Do state space models dream of recursive sheep?

Posted by Admirable_Dirt_2371@reddit | LocalLLaMA | View on Reddit | 1 comments

Do state space models dream of recursive sheep?

Howdy all! I'm fairly new to the scene, I come from a web dev background. I'm not working and wanted to learn LLM's from the bottom up and started messing around with building micro/nano models that I could train locally and maybe enter into the BabyLM 2026 evaluation. The graphic shows the architecture of my current model, I'd love any feedback, criticism, or questions. I'll explain more about my set up and the architecture below.

I'm using my gaming PC to train, run, and code everything. I have a microcenter pre-built, with a rx7600 8gb vram GPU and 7600x CPU, 16gb ddr5 ram. I'm writing all the code in elixir/Nx which compiles down to c through exla/xla. I started by running a Ubuntu vm through Windows 11 but couldn't get my GPU working in the vm so I set up a dual boot with a Ubuntu partition. I use livebook to execute all the elixir code and run the exla/xla compilation. It was a bit of a headache to get set up but now that it's going it works great for what I'm doing.

When I first started looking into "traditional" LLM architectures, I felt that some aspects should have better solutions. So I wanted to try and build my own micro model based around character level tokenization and structured closer to how a human brain processes language, i.e. letter->syllable->word. I don't expect to come up with anything close to revolutionary or even amusing, this is mostly just a learning exercise. That pursuit led me to this current architecture. All my training is done with the BabyLM 2026 strict-small data from hugging face.

It's not really a diffusion language model, like the title of the graphic implies(thanks Gemini). It's more a hierarchical state space model with the bottom level being a diffusion based character encoder. I first trained the encoder to map the 128 base ASCII characters into a 512d embedding map.
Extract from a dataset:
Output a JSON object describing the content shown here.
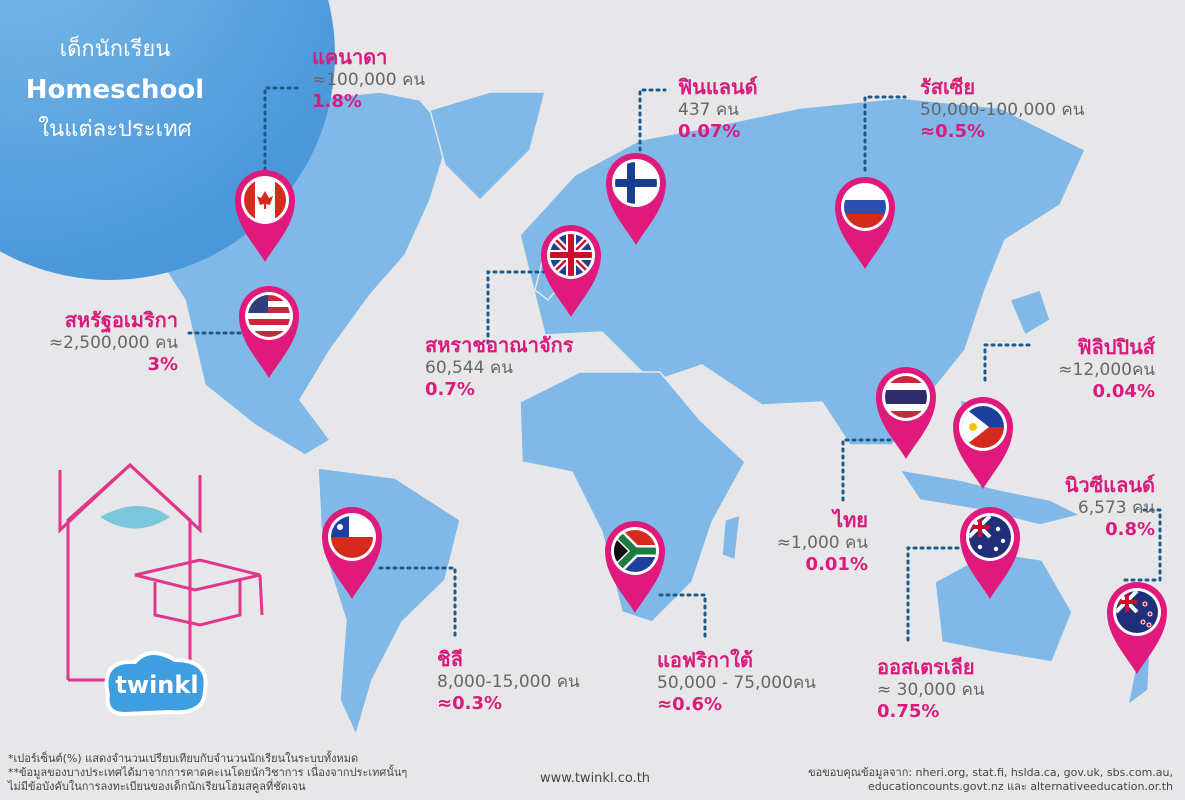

I then trained the second level on the frozen, trained weights from the encoder to predict the coordinates(in the embedding map) of the next character. I then trained the top level with the frozen embedding map and frozen level 1 weights, with the idea being it will yield to the lower levels predictions when optimal but would step in to make higher level grammar based predictions when needed.

That's the thing I'm having the most trouble with. I get great results from the trained level 1 weights. A basic inference probe returns meaningful and correctly spelled English words(after just one epoch of training), though nothing structurally coherent and all the words are shorter. But that's exactly what I wanted. I did some basic BLiMP evals too and it scored around 55% on the easier files but trended slightly below 50% on the harder files. Still that's fine for what I wanted. But when I add the larger main ssm on top of everything else it regresses slightly or just doesn't improve, even after 6+epochs of training. I've tried a lot of different tweaks but haven't been able to figure it out yet. It could just be the limit of this architecture but I'm stubborn and don't want to give up yet.

some numbers:

Training data: \~4.5M char list that is the result of me combining and cleaning the 2026 BabyLM strict-small training data. I converted any ASCII advanced characters to their base forms( i.e. à to a) and removed any long sections of symbols.

Diffusion embedding map: 128 vocab size, 512 dimension, 65536 parameters, trained with MSE loss for one epoch, down to a value of 1.1245.

Level 2(tinySSM): six matrices at 512dx256rank and one scalar at 512d, 784944 parameters, trained with a soft nearest neighborhood loss function, for one epoch down to a value of 2.4711

Level 3(mainSSM): three matrices at512dx512rank and 4 more scalars at 512d, 788480 parameters, trained with MSE, cosine distance, and soft-nn loss,(separately and as a mix), none show meaningful improvement after multiple epochs.

For a grand total of 1638960 parameters

I'd appreciate to hear what you all think!